= Como Cotelle =

American baseball player

Como Cotelle (November 5, 1904 – December 27, 1975) was an American professional baseball outfielder. Cottelle played in Minor League Baseball from 1926 to 1945, collecting 2,730 hits with a .323 career batting average.

==Baseball career==
Cotelle was born in St. James, Louisiana, on November 5, 1904. An outfielder, he started his professional baseball career in 1926 with the Mississippi Valley League's Rock Island Islanders. He had a .336 batting average. That season, he was also a pitcher for 125 innings, compiling a win-loss record of 7–8. He never pitched regularly in a season again.
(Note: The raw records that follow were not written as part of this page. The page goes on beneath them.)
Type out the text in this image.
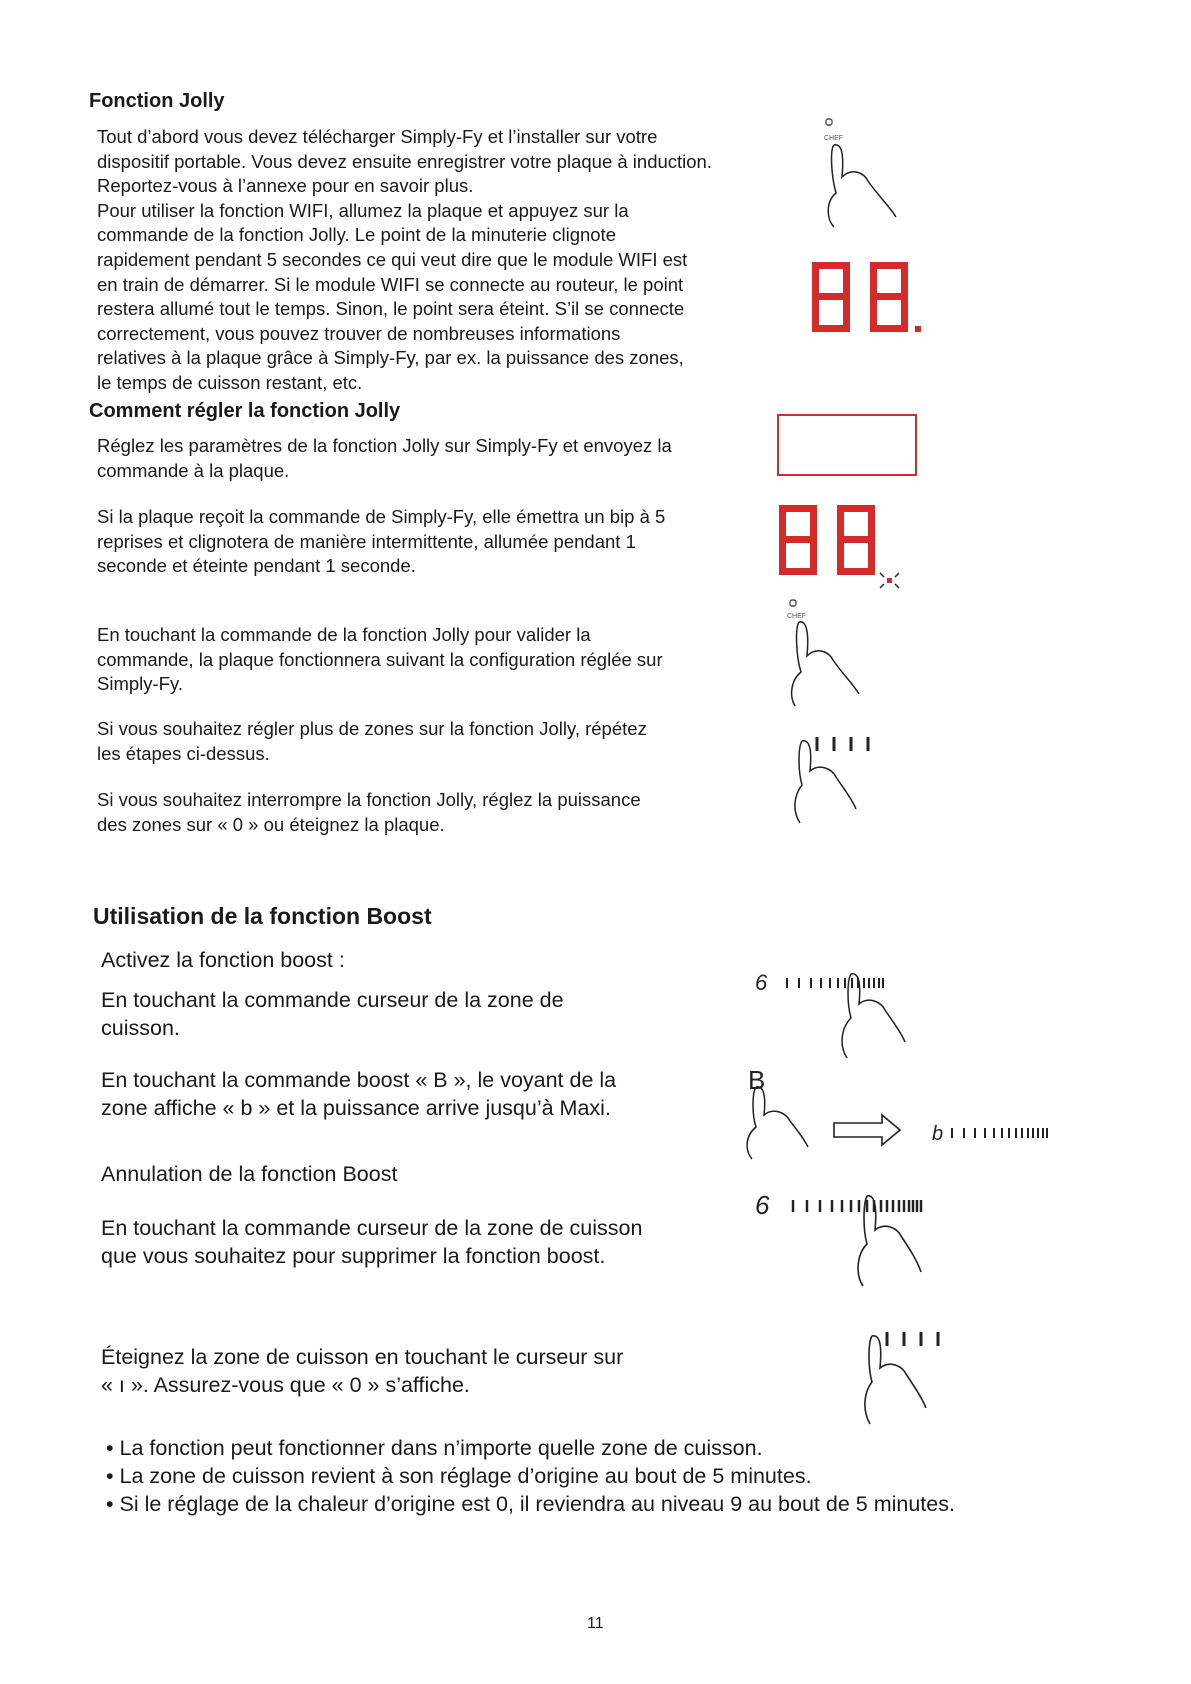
Fonction Jolly
Tout d’abord vous devez télécharger Simply-Fy et l’installer sur votre
dispositif portable. Vous devez ensuite enregistrer votre plaque à induction.
Reportez-vous à l’annexe pour en savoir plus.
Pour utiliser la fonction WIFI, allumez la plaque et appuyez sur la
commande de la fonction Jolly. Le point de la minuterie clignote
rapidement pendant 5 secondes ce qui veut dire que le module WIFI est
en train de démarrer. Si le module WIFI se connecte au routeur, le point
restera allumé tout le temps. Sinon, le point sera éteint. S’il se connecte
correctement, vous pouvez trouver de nombreuses informations
relatives à la plaque grâce à Simply-Fy, par ex. la puissance des zones,
le temps de cuisson restant, etc.
Comment régler la fonction Jolly
Réglez les paramètres de la fonction Jolly sur Simply-Fy et envoyez la
commande à la plaque.
Si la plaque reçoit la commande de Simply-Fy, elle émettra un bip à 5
reprises et clignotera de manière intermittente, allumée pendant 1
seconde et éteinte pendant 1 seconde.
En touchant la commande de la fonction Jolly pour valider la
commande, la plaque fonctionnera suivant la configuration réglée sur
Simply-Fy.
Si vous souhaitez régler plus de zones sur la fonction Jolly, répétez
les étapes ci-dessus.
Si vous souhaitez interrompre la fonction Jolly, réglez la puissance
des zones sur « 0 » ou éteignez la plaque.
CHEF
CHEF
Utilisation de la fonction Boost
Activez la fonction boost :
En touchant la commande curseur de la zone de
cuisson.
En touchant la commande boost « B », le voyant de la
zone affiche « b » et la puissance arrive jusqu’à Maxi.
Annulation de la fonction Boost
En touchant la commande curseur de la zone de cuisson
que vous souhaitez pour supprimer la fonction boost.
Éteignez la zone de cuisson en touchant le curseur sur
« ı ». Assurez-vous que « 0 » s’affiche.
6
B
b
6
• La fonction peut fonctionner dans n’importe quelle zone de cuisson.
• La zone de cuisson revient à son réglage d’origine au bout de 5 minutes.
• Si le réglage de la chaleur d’origine est 0, il reviendra au niveau 9 au bout de 5 minutes.
11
In 1927, Cotelle played for the Mississippi Valley League's Marshalltown Ansons and batted .318. In 1928, he played for the Danville Veterans of the Illinois–Indiana–Iowa League and batted .324. He played for multiple teams during each season from 1929 to 1932.

In 1933, Cotelle played for the Davenport Blue Sox of the Mississippi Valley League. He batted .407 to win the batting title, with 106 runs scored and 31 stolen bases. The Blue Sox won both the first half and second half of the regular season, finishing with a record of 82–32. Then, they defeated the second-place team in the playoffs and won the league championship. MILB.com ranked the 1933 Davenport Blue Sox as the 58th-best minor league team of all time.

Cotelle played for the American Association's Indianapolis Indians in 1934 and 1935, batting .300 and .320 in those years. He played for multiple teams in 1936. In 1937, Cotelle played for the Albany Senators of the New York–Pennsylvania League and batted .338 to win the batting title. The following season, he played for the Albany Senators of the Eastern League, batting .275. In 1939, he played for the Eastern League's Williamsport Grays and batted .296.

From 1940 to 1945, Cotelle played for multiple teams every season except 1942, when he batted .327 for the Middle Atlantic League's Erie Sailors to led the league in hitting. He had won the 1941 Middle Atlantic League batting title the previous year, while splitting the season between Erie and the Dayton Ducks, hitting .367. He was ineligible for the military draft. Cotelle's Minor League Baseball career ended in 1945. He finished his professional career with 2,730 hits and a .323 batting average. He never played in Major League Baseball.

Cotelle died in Chicago, Illinois, on December 27, 1975.